To followup on one point:

#ANSWER and #HEDGE

I agree that today's language models are totally capable of mapping from the structured (answer, confidence) representation to natural language. To clarify: my main concern here isn't whether this mapping is possible, but whether the confidence representation is sufficiently expressive to capture the full range of possible expressions of uncertainty. In other words, if you use the #ANSWER and #HEDGE tokens as a bottleneck, then you can only generate binary expressions of uncertainty, e.g., including a phrase like "while I can't guarantee it" in the #HEDGE case.

However, in natural language, uncertainty can be (1) graded, and (2) explained via additional factors. To use one of your examples, we might want models that can generate sentences like, "I've seen some studies that suggest that that burning mouth syndrome affects post-menopausal women more frequently, but I haven't seen newer data, and I'm unsure if there is an established scientific conclusion" (where the source/type of uncertainty is specified). To get this type of language to emerge from a communicative objective, I believe you'd need to move beyond the #ANSWER/#HEDGE setup.

评论- thanks for your reviews!

2025-06-03

Thanks to all four reviewers for their thoughtful feedback on our submission! We are glad that their assessments are positive, finding the paper "lucid" and "well-motivated", with an "in-depth experimental setup", "strong" empirical results, and a "good theoretical analysis." The reviewers also make several valuable suggestions for improving the work:

Better literature review, including prior work on uncertainty (aleatoric vs epistemic, verbalized uncertainty), game theory for dialogue, and prior work on learning from collaborative games, such as the Hanabi challenge and Sotopia-pi. We truly appreciate these sections and will substantially expand and restructure the related work in the next version. Specifically regarding prior work on learning from collaborative games, a key difference is that we focus on using multi-LM collaboration to improve capabilities that will be used even in single-LM interactions with humans, in contrast to work like the Hanabi challenge, where multi-LM collaboration is the end goal.
Better quantification of calibration: in the response to GEzH we offer new results showing the rank correlation between P(Answer) and F1, quantifying the relationship shown visually in Figure 5.
Integrated certainty markers and answers: we perform a pilot study of the ability of gemma to integrate certainty markers and answers post-hoc, demonstrating a high rate of round-trip consistency. Thus, if this form of output is desired, it can be obtained relatively easily by prompting.
Analysis of inference costs. In the response to osPm, we estimate the total inference costs for collaborative self-play using a third-party API provider. Although we issue many queries, the cost is low (<$10 US) because the outputs are short.
Skyline results: reviewer VkVL asks about the "skyline" cost/accuracy tradeoff, assuming search is used only when it helps. We compute these numbers, showing that there is still headroom in terms of average F1 at the same or lower retrieval rates.
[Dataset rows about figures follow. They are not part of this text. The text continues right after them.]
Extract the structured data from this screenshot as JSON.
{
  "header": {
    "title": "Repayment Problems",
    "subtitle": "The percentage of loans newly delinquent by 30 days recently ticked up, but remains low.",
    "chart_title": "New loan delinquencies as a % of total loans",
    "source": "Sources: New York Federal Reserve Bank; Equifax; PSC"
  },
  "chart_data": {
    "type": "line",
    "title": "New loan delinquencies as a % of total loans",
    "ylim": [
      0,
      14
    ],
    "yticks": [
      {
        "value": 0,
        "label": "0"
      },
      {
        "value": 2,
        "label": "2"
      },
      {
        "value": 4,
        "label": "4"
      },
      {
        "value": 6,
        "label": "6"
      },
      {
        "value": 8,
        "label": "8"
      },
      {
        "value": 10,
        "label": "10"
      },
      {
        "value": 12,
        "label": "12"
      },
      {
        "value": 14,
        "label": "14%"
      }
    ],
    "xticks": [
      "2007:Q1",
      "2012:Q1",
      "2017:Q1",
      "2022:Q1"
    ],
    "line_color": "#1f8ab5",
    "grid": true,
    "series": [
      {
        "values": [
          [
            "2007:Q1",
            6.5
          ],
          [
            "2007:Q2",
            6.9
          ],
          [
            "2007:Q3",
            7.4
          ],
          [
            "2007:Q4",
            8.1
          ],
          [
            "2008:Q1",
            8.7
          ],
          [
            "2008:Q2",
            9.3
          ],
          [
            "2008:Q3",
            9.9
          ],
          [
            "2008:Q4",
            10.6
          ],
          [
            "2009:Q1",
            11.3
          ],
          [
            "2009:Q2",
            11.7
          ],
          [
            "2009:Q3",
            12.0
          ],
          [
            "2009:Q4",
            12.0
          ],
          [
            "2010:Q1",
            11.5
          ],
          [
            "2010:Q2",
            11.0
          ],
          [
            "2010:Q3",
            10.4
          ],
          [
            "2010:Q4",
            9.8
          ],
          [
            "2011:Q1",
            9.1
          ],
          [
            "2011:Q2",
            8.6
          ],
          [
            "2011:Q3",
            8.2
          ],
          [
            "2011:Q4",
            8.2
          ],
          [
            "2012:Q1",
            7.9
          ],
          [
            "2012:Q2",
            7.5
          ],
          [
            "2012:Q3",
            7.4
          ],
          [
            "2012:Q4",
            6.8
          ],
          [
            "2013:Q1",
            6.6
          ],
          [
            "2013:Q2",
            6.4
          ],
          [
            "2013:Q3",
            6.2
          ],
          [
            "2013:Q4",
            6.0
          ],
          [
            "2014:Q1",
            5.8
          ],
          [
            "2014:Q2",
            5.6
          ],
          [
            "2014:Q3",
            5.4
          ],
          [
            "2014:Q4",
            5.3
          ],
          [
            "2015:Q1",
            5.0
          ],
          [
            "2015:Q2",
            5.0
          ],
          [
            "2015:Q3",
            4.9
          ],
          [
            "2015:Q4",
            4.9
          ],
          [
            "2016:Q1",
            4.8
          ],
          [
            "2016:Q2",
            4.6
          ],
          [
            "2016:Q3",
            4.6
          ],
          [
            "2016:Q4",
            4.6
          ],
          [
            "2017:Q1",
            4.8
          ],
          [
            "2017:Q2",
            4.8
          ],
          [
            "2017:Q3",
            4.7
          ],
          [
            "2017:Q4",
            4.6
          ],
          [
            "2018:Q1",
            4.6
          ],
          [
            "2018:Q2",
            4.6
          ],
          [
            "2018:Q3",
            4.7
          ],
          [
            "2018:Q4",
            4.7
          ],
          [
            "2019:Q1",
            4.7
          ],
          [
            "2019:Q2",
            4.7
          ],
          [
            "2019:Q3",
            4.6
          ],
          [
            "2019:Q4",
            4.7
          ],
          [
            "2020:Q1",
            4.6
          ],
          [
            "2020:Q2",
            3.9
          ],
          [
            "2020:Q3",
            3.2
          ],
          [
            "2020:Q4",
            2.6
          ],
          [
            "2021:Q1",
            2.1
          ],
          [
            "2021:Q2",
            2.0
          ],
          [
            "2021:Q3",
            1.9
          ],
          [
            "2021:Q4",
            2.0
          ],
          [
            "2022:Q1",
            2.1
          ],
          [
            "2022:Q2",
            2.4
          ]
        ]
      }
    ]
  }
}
We again thank the reviewers for these suggestions, and look forward to incorporating all of these additional findings and references into the next version of the paper. If this addresses any of your concerns, we hope you will consider raising your scores.

最终决定Accept

2025-07-08

This paper studies how to train LLMs to (1) choose between relying on parametric knowledge or external tools, (2) decide whether to trust the outputs of these tools, and (3) determine when to abstain or hedge. The authors propose a novel training paradigm based on collaborative self-play, where one agent receives the question and, together with two other agents—each with access to a different external corpus—collaborates to provide answers.

The reviewers (VkVL, GEzH, osPm) generally agree that the paper is well-written and well-motivated. Reviewer T7Se highlights the novelty of using collaborative self-play to improve tool usage and uncertainty calibration. The reviewers also find the empirical results and analysis to be convincing (VkVL, GEzH, T7Se, osPm).

Similar to all the reviewers, I personally also like the idea of this paper to leverage the power of multi-agent collaboration. I would be more than happy to express my support for this work.